Desaparecem a autoridade e o poder coercitivo das Escrituras. Liquefazem-se princípios, verdades, certezas, tradições e outros fatores de segurança que o

texto bíblico traz. Abrir a Bíblia, em um aconselhamento, hoje em

dia, já não é tão fácil. Além de interromper o fl uxo do raciocínio daquele que está ali para falar, pode trazer constrangimento. Falta

disposição para ouvir conselhos. Ou para versos bíblicos, com aplicações “discutíveis”. Se insistir, o conselheiro perde muitos pontos.

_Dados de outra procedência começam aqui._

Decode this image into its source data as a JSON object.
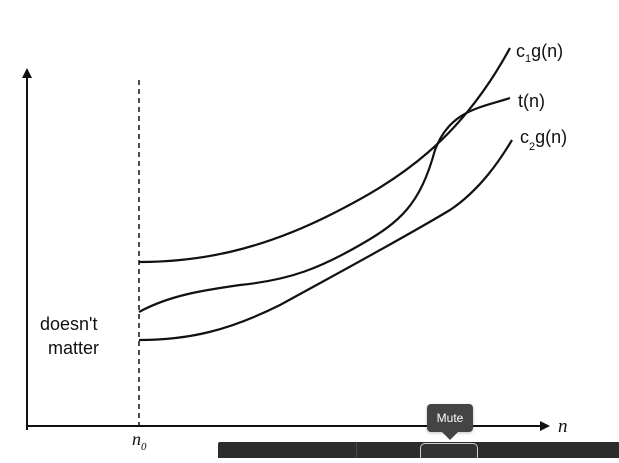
{
  "diagram": {
    "curve_labels": {
      "upper": {
        "c": "c",
        "sub": "1",
        "fn": "g(n)"
      },
      "middle": "t(n)",
      "lower": {
        "c": "c",
        "sub": "2",
        "fn": "g(n)"
      }
    },
    "region_label_line1": "doesn't",
    "region_label_line2": "matter",
    "x_axis_label": "n",
    "threshold_label": {
      "base": "n",
      "sub": "0"
    }
  },
  "tooltip": {
    "text": "Mute"
  },
  "colors": {
    "ink": "#111111",
    "tooltip_bg": "#444444",
    "controlbar_bg": "#2c2c2c"
  },
  "icons": {
    "mute_button": "speaker-mute-icon"
  }
}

Sim, pastores, mentores e conselheiros têm sido reduzidos a ouvintes privilegiados. E serão tão menos procurados quanto menos disponíveis estiverem para uma audição “gentil”.

Este ano, desejo mudar. Falarei menos e aprenderei mais. Ouvirei conselhos e procurarei acatá-los. Investirei em docilidade. Até no caso de meu conselheiro me reprovar ou me apontar caminhos difíceis. Serei submisso; serei grato; buscarei a obediência inteligente. Aceitarei autoridade sobre mim e a honrarei; orarei por ela. Serei, novamente, “admoestável”.

Quem sabe, a partir desse exercício, em oração, a Bíblia, que há tanto tempo tem me falado palavras bonitas, volte a me dizer o que preciso ouvir. E, ouvindo o que preciso ouvir (e não apenas o que eu mesmo falo), eu me cure desta insidiosa anorexia espiritual. Amém.